Kirsty-Morbey

6th April 2022 is to be a momentous day in the arena of Family Law.  This is the day when the long-awaited Divorce, Dissolution and Separation Act of 2020 will finally be implemented. Its significance and impact – namely ‘no fault’ divorce – will be huge and has been longed for decades by family lawyers.

Under the new ‘no-fault’ rules, couples will no longer have to provide grounds for their divorce or civil partnership dissolution. Previously in England and Wales, couples could only prove their marriage had broken down as a result of adultery, unreasonable behaviour or desertion. But now they will only need to agree that their relationship has irretrievably broken down. The aim is to remove the element of blame from which can complicate a process which is already fraught with difficulties.
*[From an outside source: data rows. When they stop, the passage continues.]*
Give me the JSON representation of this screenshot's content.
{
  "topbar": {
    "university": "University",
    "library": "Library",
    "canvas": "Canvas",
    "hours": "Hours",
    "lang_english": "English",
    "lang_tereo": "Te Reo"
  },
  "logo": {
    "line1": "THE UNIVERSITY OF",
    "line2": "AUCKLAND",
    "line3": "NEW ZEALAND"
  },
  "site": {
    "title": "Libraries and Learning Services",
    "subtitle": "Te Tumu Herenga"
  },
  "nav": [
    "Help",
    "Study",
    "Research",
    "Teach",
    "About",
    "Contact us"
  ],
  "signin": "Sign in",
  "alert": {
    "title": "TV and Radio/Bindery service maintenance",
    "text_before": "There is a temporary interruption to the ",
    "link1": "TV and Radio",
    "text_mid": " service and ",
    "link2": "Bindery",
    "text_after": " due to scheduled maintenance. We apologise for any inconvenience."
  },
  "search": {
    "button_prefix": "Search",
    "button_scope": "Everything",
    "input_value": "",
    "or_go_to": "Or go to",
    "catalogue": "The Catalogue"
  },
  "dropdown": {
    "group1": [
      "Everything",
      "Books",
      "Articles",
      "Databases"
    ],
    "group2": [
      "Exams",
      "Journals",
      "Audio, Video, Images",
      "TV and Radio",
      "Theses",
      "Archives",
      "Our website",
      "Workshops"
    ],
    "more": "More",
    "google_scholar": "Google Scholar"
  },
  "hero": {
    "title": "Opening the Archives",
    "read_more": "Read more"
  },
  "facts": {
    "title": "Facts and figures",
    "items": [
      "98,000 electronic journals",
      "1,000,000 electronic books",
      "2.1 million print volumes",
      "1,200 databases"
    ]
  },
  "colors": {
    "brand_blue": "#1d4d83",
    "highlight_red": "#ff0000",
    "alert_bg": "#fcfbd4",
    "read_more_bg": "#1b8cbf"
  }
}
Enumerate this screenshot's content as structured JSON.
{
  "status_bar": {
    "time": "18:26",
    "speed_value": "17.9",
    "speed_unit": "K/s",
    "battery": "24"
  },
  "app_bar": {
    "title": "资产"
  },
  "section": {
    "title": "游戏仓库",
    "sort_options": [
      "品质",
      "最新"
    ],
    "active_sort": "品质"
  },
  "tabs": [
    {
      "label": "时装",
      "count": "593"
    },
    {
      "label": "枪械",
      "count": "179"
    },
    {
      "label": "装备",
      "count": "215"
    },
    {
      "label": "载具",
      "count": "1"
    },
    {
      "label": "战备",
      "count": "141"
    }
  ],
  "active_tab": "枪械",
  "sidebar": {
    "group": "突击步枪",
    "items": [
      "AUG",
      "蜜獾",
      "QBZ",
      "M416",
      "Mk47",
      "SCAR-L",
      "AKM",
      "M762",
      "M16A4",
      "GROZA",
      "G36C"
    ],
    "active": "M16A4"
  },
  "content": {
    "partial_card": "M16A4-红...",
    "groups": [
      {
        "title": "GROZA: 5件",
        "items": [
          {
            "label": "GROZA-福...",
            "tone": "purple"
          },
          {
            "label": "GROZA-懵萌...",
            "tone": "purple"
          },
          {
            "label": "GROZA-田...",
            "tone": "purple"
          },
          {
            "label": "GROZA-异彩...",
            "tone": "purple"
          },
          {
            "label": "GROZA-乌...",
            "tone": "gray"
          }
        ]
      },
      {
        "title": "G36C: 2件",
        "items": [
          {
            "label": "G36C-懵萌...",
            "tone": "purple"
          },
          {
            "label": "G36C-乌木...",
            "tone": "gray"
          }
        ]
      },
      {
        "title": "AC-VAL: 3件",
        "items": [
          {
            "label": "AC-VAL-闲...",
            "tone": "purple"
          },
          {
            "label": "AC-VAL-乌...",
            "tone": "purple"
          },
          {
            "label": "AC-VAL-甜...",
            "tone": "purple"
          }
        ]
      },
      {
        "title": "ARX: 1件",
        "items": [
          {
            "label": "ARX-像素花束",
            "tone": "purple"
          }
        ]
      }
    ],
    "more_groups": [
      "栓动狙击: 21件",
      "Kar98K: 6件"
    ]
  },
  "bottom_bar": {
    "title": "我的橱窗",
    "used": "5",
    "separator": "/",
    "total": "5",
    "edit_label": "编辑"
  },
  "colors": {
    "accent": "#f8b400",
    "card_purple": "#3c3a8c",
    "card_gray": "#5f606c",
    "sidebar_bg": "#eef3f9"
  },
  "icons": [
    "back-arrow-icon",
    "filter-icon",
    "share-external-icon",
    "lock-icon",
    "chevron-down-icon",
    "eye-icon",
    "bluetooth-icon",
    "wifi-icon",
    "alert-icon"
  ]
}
The old archaic and outdated rules have caused a quandary for family solicitors for many years, particularly when approached by somebody seeking a divorce who has simply come to the end of the road in their marriage.  Often as family solicitors, we are presented with a situation where neither spouse has behaved badly, so there isn’t any blame; it is just that the couple have grown apart and have decided together that the best way forward for them is to end their marriage and go their separate ways.  In those circumstances, unless they were willing to wait until they had been living separately and apart for two years or more, a very difficult conversation had to be had with one of them that would unfortunately result in an exercise of “mud-slinging” against the other.

The reforms have been a long time coming.  We got near to a similar situation in the 1990s, but those reforms fell at the last hurdle and were never implemented.  However, this time the Act has been passed, the new forms have been drafted and the new system will be going ahead.

There are some very basic changes to the system, which should hopefully soon become like second nature. There will no longer be a divorce petition; instead there will be a divorce application.  And there will no longer be a Petitioner; instead they will be called an Applicant.  The well-known terms of Decree Nisi and Decree Absolute will also be no more.  Instead, the couple will receive a Conditional Order and then a Final Divorce Order.  This also brings divorce in line with the process of civil partnership dissolution and ends the previously bizarre and unnecessary distinction between terms, given they were essentially the same.

However, one of the most important points of the new rules is that although when issuing the petition the irretrievable breakdown of the marriage of the parties still needs to be cited, this no longer needs to be supported by one of the five previous facts of adultery, unreasonable behaviour, two years separation with consent, desertion and five years separation without consent.  In effect, a couple will be able to divorce just by saying that their marriage is over.

Further, one of the most wide-reaching reforms is that in certain circumstances a joint application for a divorce can be made by the couple together.  This will mean that they will both be Applicants and they will go through the process together, jointly applying for the Conditional and Final orders.  This is a truly ground-breaking change as it will also mean that one solicitor can act for both parties which is something that was previously not possible due to potential conflicts of interest.

There are clearly bound to be some initial teething problems as it begins to rollout, and it is likely that there will be a large initial rush to issue applications that have been stored up for the last few months whilst awaiting the new system to go live. However, I am sure that the system will seem like second nature very quickly and the blame game of the past will seem like a dim and distant memory.  Roll on the onset of amicable divorce!